とある堕天使のモノガタリⅤ
~TRINITAS~
その虎太郎の背後から耳元を再び矢が掠めた。
間一髪首をグイッと動かし避けたが、矢はケイに向かって一直線である。
それと同時に車道の車がケイの目の前まで迫っていた。
当たると思った瞬間、それは起きた。
ベビーカーに手を伸ばした虎太郎は目を見張る。
見開かれたケイの瞳が一瞬深紅に変わったのだ。
するとまるで球体のような歪みが出来、虎太郎とケイを包み込んだ。
─バシッ…!!…ガシャンッ…!!
咄嗟にベビーカーごと抱え込んだ虎太郎は辺りの「大丈夫かっ!?」と叫ぶ声に顔を上げた。

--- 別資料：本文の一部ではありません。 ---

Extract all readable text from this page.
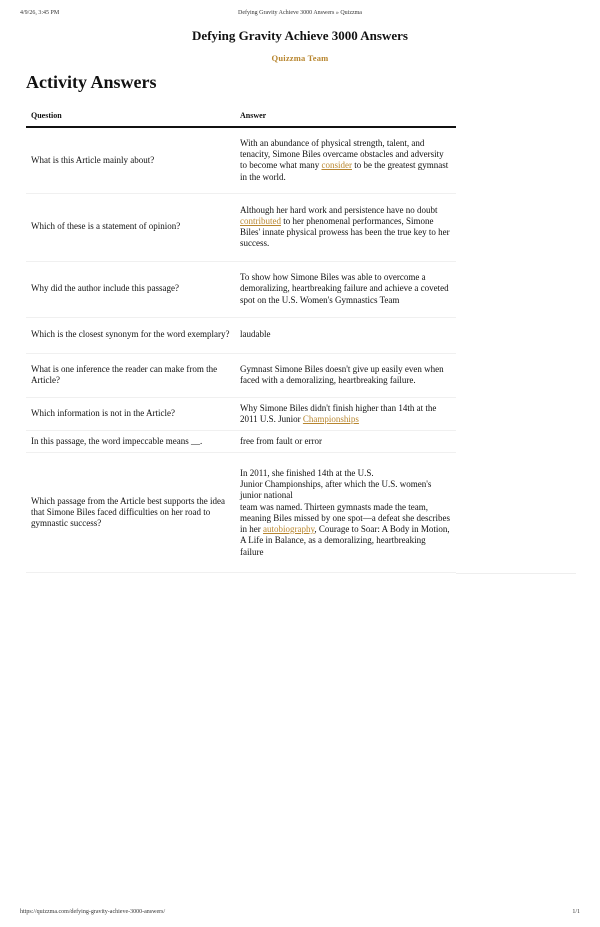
4/9/26, 3:45 PM	Defying Gravity Achieve 3000 Answers » Quizzma
Defying Gravity Achieve 3000 Answers
Quizzma Team
Activity Answers
Question	Answer
What is this Article mainly about?	With an abundance of physical strength, talent, and tenacity, Simone Biles overcame obstacles and adversity
to become what many consider to be the greatest gymnast in the world.

Which of these is a statement of opinion?	Although her hard work and persistence have no doubt contributed to her phenomenal performances, Simone
Biles' innate physical prowess has been the true key to her success.

Why did the author include this passage?	To show how Simone Biles was able to overcome a demoralizing, heartbreaking failure and achieve a coveted spot on the U.S. Women's Gymnastics Team
Which is the closest synonym for the word exemplary?	laudable
What is one inference the reader can make from the Article?	Gymnast Simone Biles doesn't give up easily even when faced with a demoralizing, heartbreaking failure.
Which information is not in the Article?	Why Simone Biles didn't finish higher than 14th at the 2011 U.S. Junior Championships
In this passage, the word impeccable means __.	free from fault or error
Which passage from the Article best supports the idea that Simone Biles faced difficulties on her road to gymnastic success?	In 2011, she finished 14th at the U.S.
Junior Championships, after which the U.S. women's junior national
team was named. Thirteen gymnasts made the team, meaning Biles missed by one spot—a defeat she describes
in her autobiography, Courage to Soar: A Body in Motion, A Life in Balance, as a demoralizing, heartbreaking
failure
https://quizzma.com/defying-gravity-achieve-3000-answers/	1/1
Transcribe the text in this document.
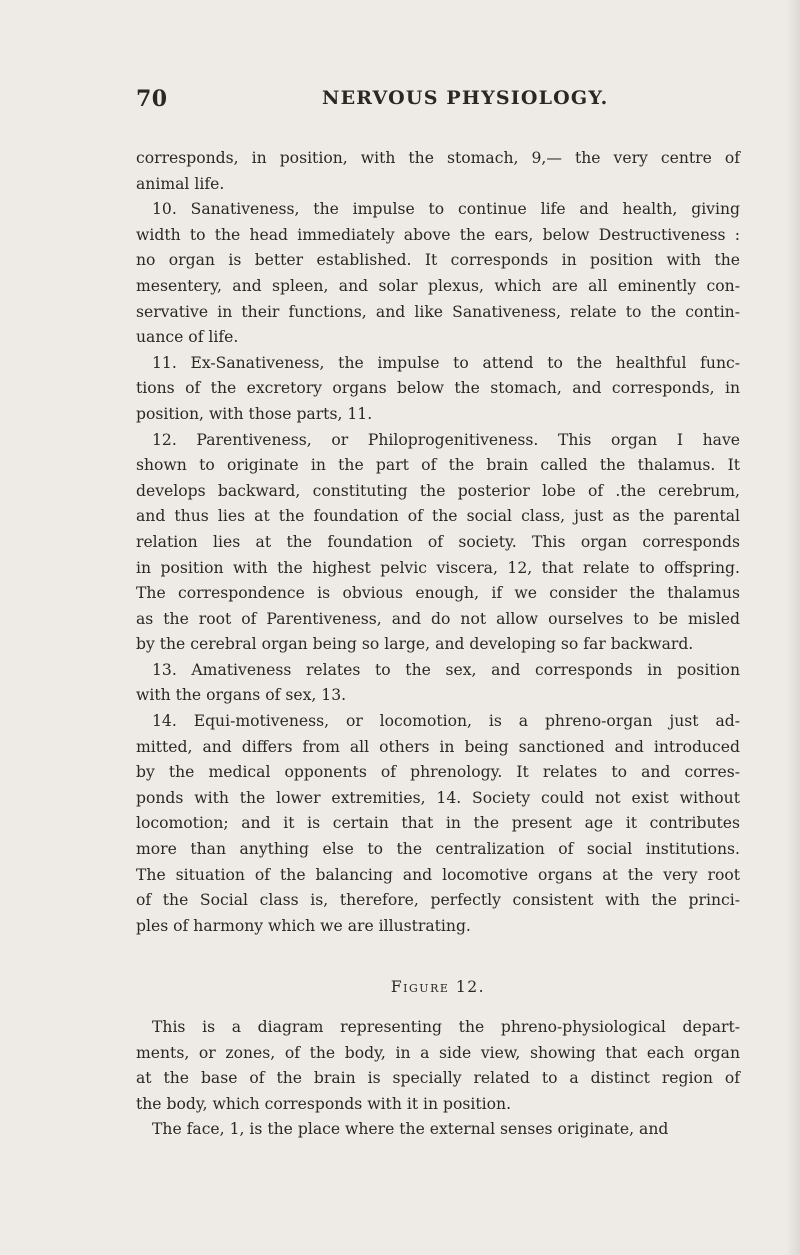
70	NERVOUS PHYSIOLOGY.
corresponds, in position, with the stomach, 9,— the very centre of
animal life.
10. Sanativeness, the impulse to continue life and health, giving
width to the head immediately above the ears, below Destructiveness :
no organ is better established. It corresponds in position with the
mesentery, and spleen, and solar plexus, which are all eminently con-
servative in their functions, and like Sanativeness, relate to the contin-
uance of life.
11. Ex-Sanativeness, the impulse to attend to the healthful func-
tions of the excretory organs below the stomach, and corresponds, in
position, with those parts, 11.
12. Parentiveness, or Philoprogenitiveness. This organ I have
shown to originate in the part of the brain called the thalamus. It
develops backward, constituting the posterior lobe of .the cerebrum,
and thus lies at the foundation of the social class, just as the parental
relation lies at the foundation of society. This organ corresponds
in position with the highest pelvic viscera, 12, that relate to offspring.
The correspondence is obvious enough, if we consider the thalamus
as the root of Parentiveness, and do not allow ourselves to be misled
by the cerebral organ being so large, and developing so far backward.
13. Amativeness relates to the sex, and corresponds in position
with the organs of sex, 13.
14. Equi-motiveness, or locomotion, is a phreno-organ just ad-
mitted, and differs from all others in being sanctioned and introduced
by the medical opponents of phrenology. It relates to and corres-
ponds with the lower extremities, 14. Society could not exist without
locomotion; and it is certain that in the present age it contributes
more than anything else to the centralization of social institutions.
The situation of the balancing and locomotive organs at the very root
of the Social class is, therefore, perfectly consistent with the princi-
ples of harmony which we are illustrating.
Figure 12.
This is a diagram representing the phreno-physiological depart-
ments, or zones, of the body, in a side view, showing that each organ
at the base of the brain is specially related to a distinct region of
the body, which corresponds with it in position.
The face, 1, is the place where the external senses originate, and
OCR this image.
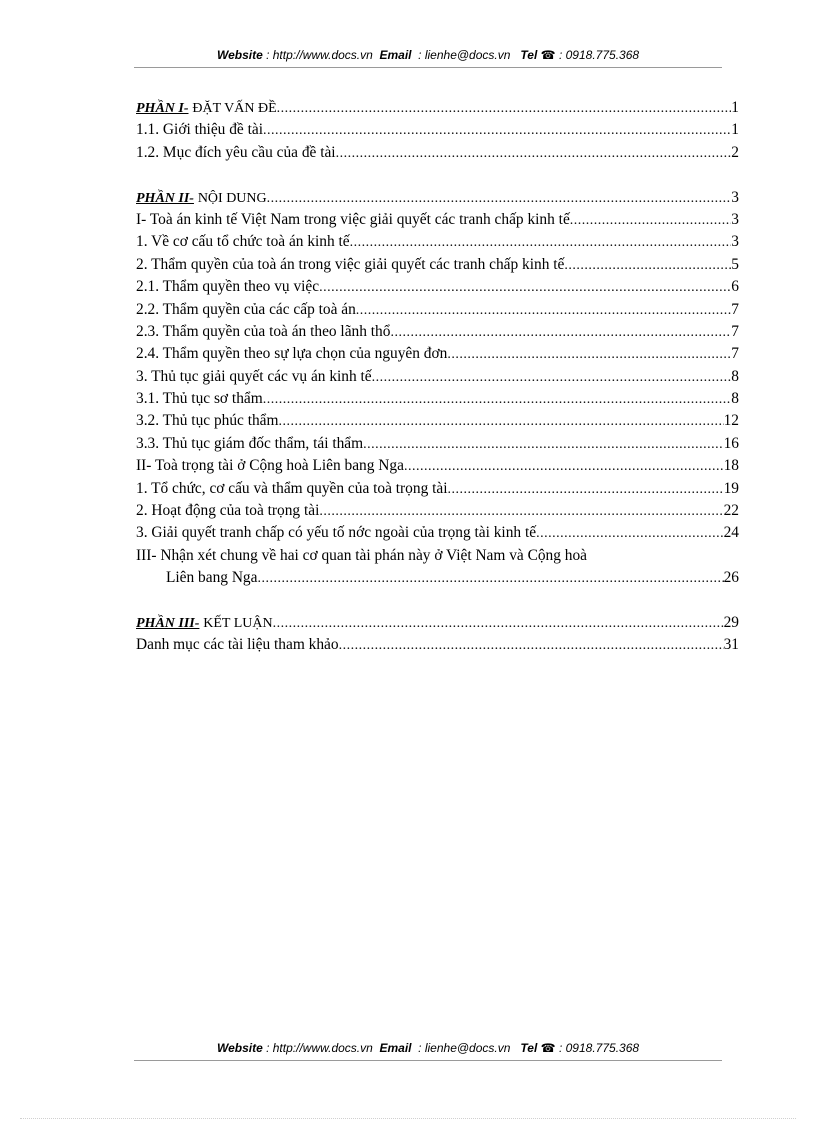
Website : http://www.docs.vn Email : lienhe@docs.vn Tel ☎ : 0918.775.368
PHẦN I- ĐẶT VẤN ĐỀ .....	1
1.1. Giới thiệu đề tài .....	1
1.2. Mục đích yêu cầu của đề tài .....	2
PHẦN II- NỘI DUNG .....	3
I- Toà án kinh tế Việt Nam trong việc giải quyết các tranh chấp kinh tế .....	3
1. Về cơ cấu tổ chức toà án kinh tế .....	3
2. Thẩm quyền của toà án trong việc giải quyết các tranh chấp kinh tế .....	5
2.1. Thẩm quyền theo vụ việc .....	6
2.2. Thẩm quyền của các cấp toà án .....	7
2.3. Thẩm quyền của toà án theo lãnh thổ .....	7
2.4. Thẩm quyền theo sự lựa chọn của nguyên đơn .....	7
3. Thủ tục giải quyết các vụ án kinh tế .....	8
3.1. Thủ tục sơ thẩm .....	8
3.2. Thủ tục phúc thẩm .....	12
3.3. Thủ tục giám đốc thẩm, tái thẩm .....	16
II- Toà trọng tài ở Cộng hoà Liên bang Nga .....	18
1. Tổ chức, cơ cấu và thẩm quyền của toà trọng tài .....	19
2. Hoạt động của toà trọng tài .....	22
3. Giải quyết tranh chấp có yếu tố nớc ngoài của trọng tài kinh tế .....	24
III- Nhận xét chung về hai cơ quan tài phán này ở Việt Nam và Cộng hoà
Liên bang Nga .....	26
PHẦN III- KẾT LUẬN .....	29
Danh mục các tài liệu tham khảo .....	31
Website : http://www.docs.vn Email : lienhe@docs.vn Tel ☎ : 0918.775.368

ハッとケイを見れば「あうーー!」と楽しそうに四肢を動かしている。
「…良かった…大丈夫だよ…」
わらわらと集まって来る野次馬に紛れて、またあの焼けるような視線を感じた。
…くそっ…!まだ狙ってやがる!
本来ならケイに暗示を掛ける予定であったが、アポロンに狙われていては不可能である。
そうして虎太郎は騒ぎの中、叫びながら走って来る忍を横目にその場を離れたのだった。